ISpA has taken the opposite position, arguing that exemptions block ITC and raise costs. “Current GST exemptions inadvertently block ITC, raising costs for domestic missions and distorting competitiveness,” said Bhatt, recommending that satellites, launch vehicles, and launch services be classified as “Zero-Rated Supplies, not exempt supplies”.
Meanwhile, Deloitte also backed an ITC-led approach for infrastructure buildouts, recommending “full GST Input Tax Credit refunds” on capital assets—reinforcing ISpA’s argument that exemptions can block credits and raise effective costs.
Impact: This is the clearest contradiction. Telecom’s exemption-led relief may ease immediate cash constraints, while the space sector is pushing for a GST architecture that preserves ITC flow through zero-rating and refunds.
A budget solution that relies on exemptions risks creating asymmetry unless the GST design simultaneously protects ITC availability for long-cycle space manufacturing.
Procurement Push Signals a Different State Role
ISpA has placed demand creation at the centre of its proposal, recommending that at least 50% of government procurement for space-based services, hardware, and missions be sourced from Indian private entities, under the oversight of Indian National Space Promotion and Authorisation Centre (IN-SPACe).
“Predictable demand is the single most powerful driver of private investment,” Bhatt said, adding that “a formal procurement mandate will anchor industry growth while allowing ISRO to focus on strategic and exploratory missions.”
COAI’s note does not seek procurement mandates. Its model is burden reduction—levy relief and GST reforms—to enable market-led rollout funded through improved cash flows and investment headroom.
Impact: This presents a policy instinct tension: space seeks government as an anchor buyer to scale domestic capability, while telecom seeks fiscal relief so operators invest independently. Budget choices here will determine whether India’s connectivity-industrial policy becomes more procurement-driven or relief-driven.
Satellite Data Controls May Shape Satcom Scale
ISpA has recommended empanelment and secure-access frameworks for satellite data as its use expands across governance and commercial applications. It has suggested procurement only from empanelled Indian companies, geo-tagging of space entities and authorised users, restricting access to sensitive satellite data, and linking incentive eligibility to compliance.
“With growing use of satellite-derived data in governance and commercial applications, standardisation and security are critical,” ISpA said, proposing “a structured procurement and access framework” to support the domestic industry while safeguarding national interests.

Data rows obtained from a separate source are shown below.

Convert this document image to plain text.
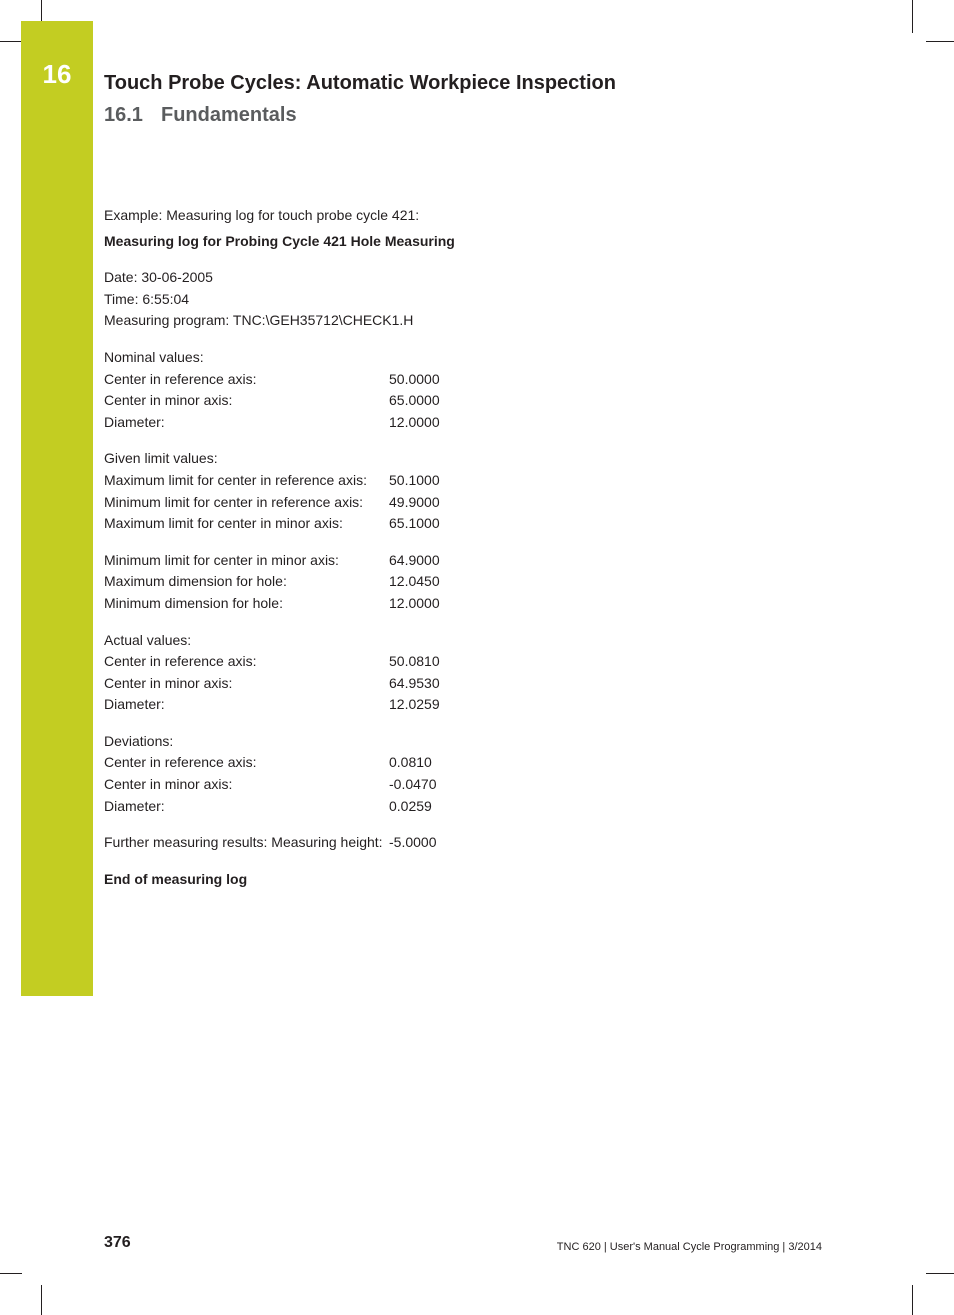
16	Touch Probe Cycles: Automatic Workpiece Inspection
16.1 Fundamentals

Example: Measuring log for touch probe cycle 421:

Measuring log for Probing Cycle 421 Hole Measuring

Date: 30-06-2005

Time: 6:55:04

Measuring program: TNC:\GEH35712\CHECK1.H

Nominal values:

Center in reference axis:	50.0000
Center in minor axis:	65.0000
Diameter:	12.0000

Given limit values:

Maximum limit for center in reference axis:	50.1000
Minimum limit for center in reference axis:	49.9000
Maximum limit for center in minor axis:	65.1000
Minimum limit for center in minor axis:	64.9000
Maximum dimension for hole:	12.0450
Minimum dimension for hole:	12.0000

Actual values:

Center in reference axis:	50.0810
Center in minor axis:	64.9530
Diameter:	12.0259

Deviations:

Center in reference axis:	0.0810
Center in minor axis:	-0.0470
Diameter:	0.0259
Further measuring results: Measuring height: -5.0000

End of measuring log

376	TNC 620 | User's Manual Cycle Programming | 3/2014
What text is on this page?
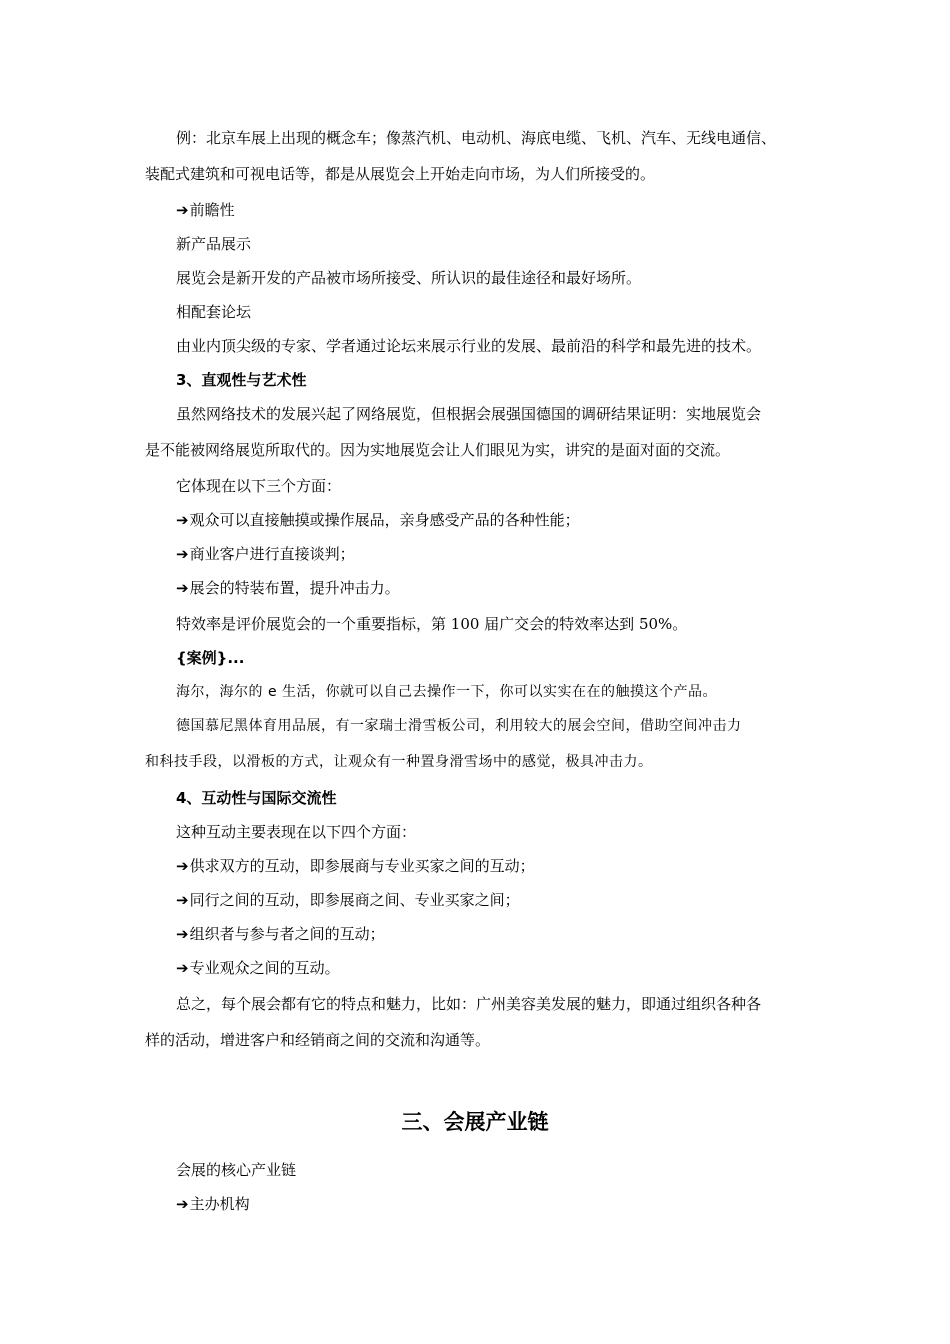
例：北京车展上出现的概念车；像蒸汽机、电动机、海底电缆、飞机、汽车、无线电通信、
装配式建筑和可视电话等，都是从展览会上开始走向市场，为人们所接受的。
➔前瞻性
新产品展示
展览会是新开发的产品被市场所接受、所认识的最佳途径和最好场所。
相配套论坛
由业内顶尖级的专家、学者通过论坛来展示行业的发展、最前沿的科学和最先进的技术。
3、直观性与艺术性
虽然网络技术的发展兴起了网络展览，但根据会展强国德国的调研结果证明：实地展览会
是不能被网络展览所取代的。因为实地展览会让人们眼见为实，讲究的是面对面的交流。
它体现在以下三个方面：
➔观众可以直接触摸或操作展品，亲身感受产品的各种性能；
➔商业客户进行直接谈判；
➔展会的特装布置，提升冲击力。
特效率是评价展览会的一个重要指标，第 100 届广交会的特效率达到 50%。
{案例}...
海尔，海尔的 e 生活，你就可以自己去操作一下，你可以实实在在的触摸这个产品。
德国慕尼黑体育用品展，有一家瑞士滑雪板公司，利用较大的展会空间，借助空间冲击力
和科技手段，以滑板的方式，让观众有一种置身滑雪场中的感觉，极具冲击力。
4、互动性与国际交流性
这种互动主要表现在以下四个方面：
➔供求双方的互动，即参展商与专业买家之间的互动；
➔同行之间的互动，即参展商之间、专业买家之间；
➔组织者与参与者之间的互动；
➔专业观众之间的互动。
总之，每个展会都有它的特点和魅力，比如：广州美容美发展的魅力，即通过组织各种各
样的活动，增进客户和经销商之间的交流和沟通等。
三、会展产业链
会展的核心产业链
➔主办机构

Impact: Stronger access controls can improve national security and reduce the risk of misuse as satellite-derived services scale. However, as telecom and satcom converge into hybrid operating models, controls that are not designed for speed and simplicity could add compliance friction for service providers and slow deployment.
One Infrastructure Stack, Two Policy Instincts
Telecom and space are converging into a single connectivity stack—where fibre and radio networks form the base, and satellites increasingly add redundancy, backhaul, remote reach, and mission-grade resilience. In that sense, COAI and ISpA are aligned in positioning connectivity as national infrastructure rather than merely a service-sector output.
Yet the prescriptions differ. Telecom’s approach is relief-led: cut levies, rationalise GST burden points, and recalibrate spectrum economics to release investment headroom.
Space is capability-led: recognise infrastructure, lower capital cost, mandate procurement participation, rationalise taxes through ITC-friendly design, and strengthen regulatory certainty to crowd in private investment.
For Budget 2026–27, the challenge is to balance these without distortion. GST is the immediate example, but the same trade-off applies across fiscal headroom, incentives, and regulatory design—especially as telecom networks increasingly absorb satcom capabilities into mainstream connectivity planning.